Un train peut en cacher un autre. C’est exactement ça, l’affaire Bygmalion, cofondée (avec Guy Alvès), rappelons-le, par Bastien Millot, ancien dircab de Jean-François Copé. Mais pas seulement. Il est aussi l’ancien numéro 3 de France Télévisions (directeur de la communication, de l’innovation et de la stratégie du groupe public), alors dirigée entre 2005 et 2010 par Patrick de Carolis. Millot occupera ses fonctions entre 2005 et 2008, jusqu’à ce qu’il prenne un congé sabbatique pour justement créer la société de com Bygmalion (il ne quittera ses fonctions officiellement qu’en 2010).

On peut dire que Bastien Millot a eu du nez , ou beaucoup de chance, ou bénéficié de hasards vertueux, mais sitôt créée, outre son bon client de l’UMP, Bygmalion plaît beaucoup à France Télé et fait un carton.
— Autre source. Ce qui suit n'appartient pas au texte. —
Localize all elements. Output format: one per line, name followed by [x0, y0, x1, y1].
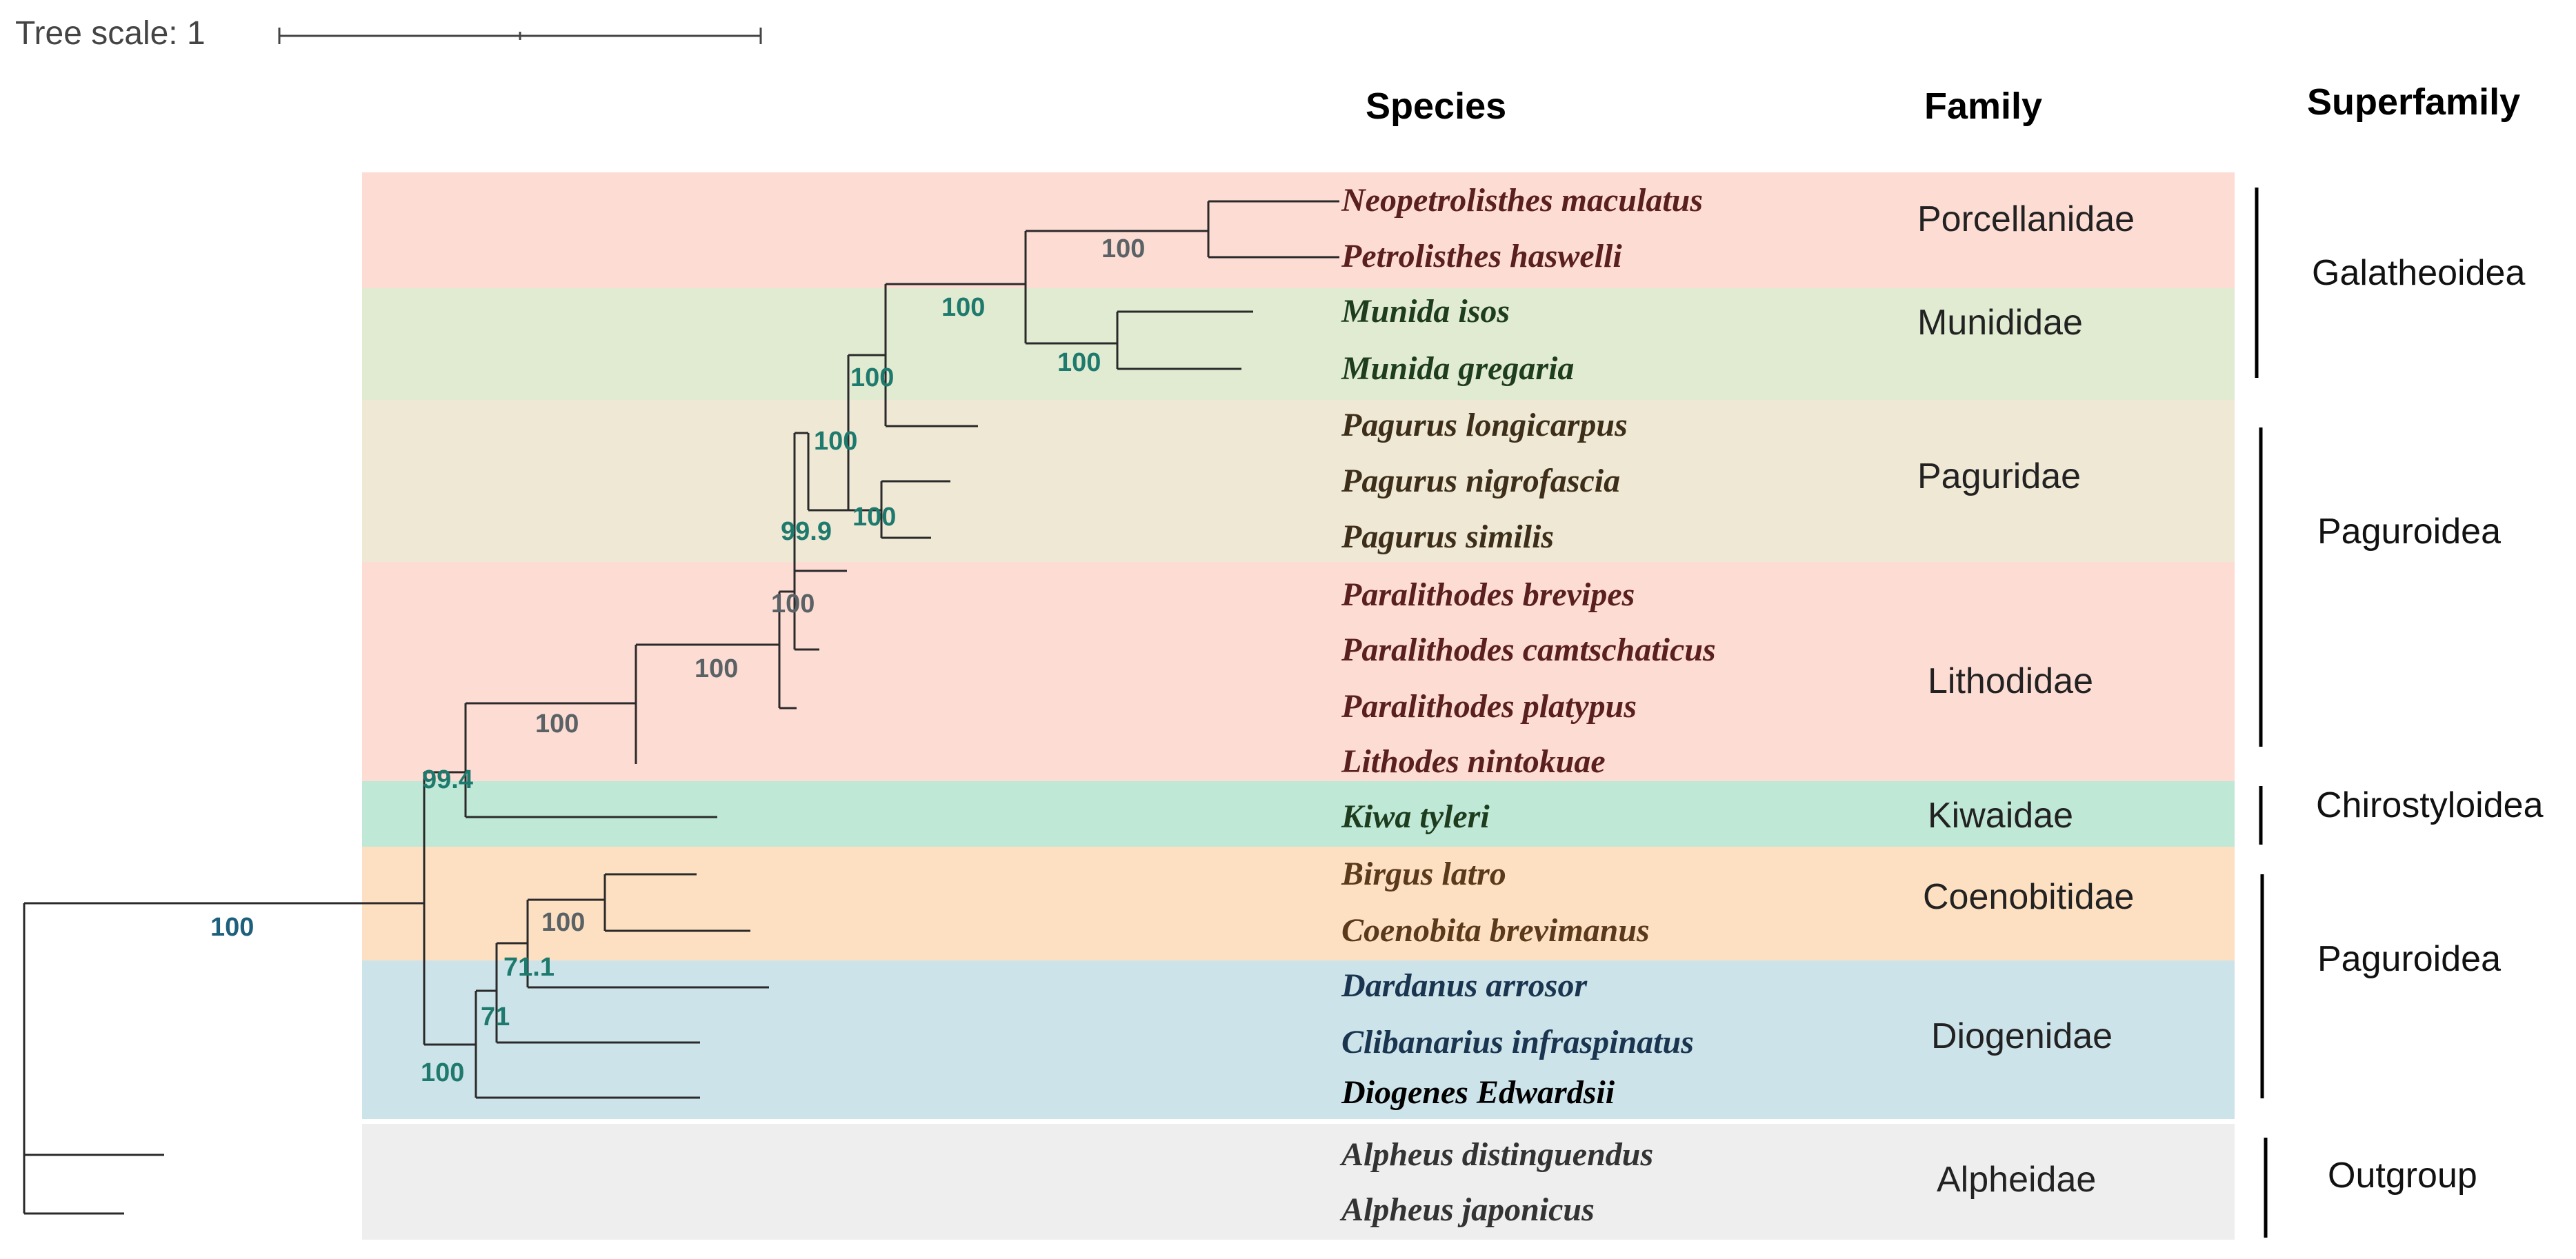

Entre 2008 et 2012, la société de com reçoit jusqu’à 1,2 million d’euros pour diverses prestations, aux intitulés pour le moins ahurissants : « accompagnement stratégique » ; « préparation de langage » ; « gestion des mails des téléspectateurs ». À titre d’exemple, 43 000 euros de facture pour une étude sur l’image de France Télévisions. On observera, dans la chronologie, que les contrats se sont poursuivis sous la direction de Rémy Pflimlin. Des contrats menés en dehors de toute mise en concurrence et d’appels d’offres. C’est ce que dénonçait déjà dans Politis , en juillet 2013 (n°1260), Jean-Jacques Cordival, de la CGC Média de France Télé, portant l’affaire en justice, pour « favoritisme, prise illégale d’intérêt, complicité et recel » . Bastien Millot a été mis en examen en avril dernier par le juge Renaud Van Ruymbeke.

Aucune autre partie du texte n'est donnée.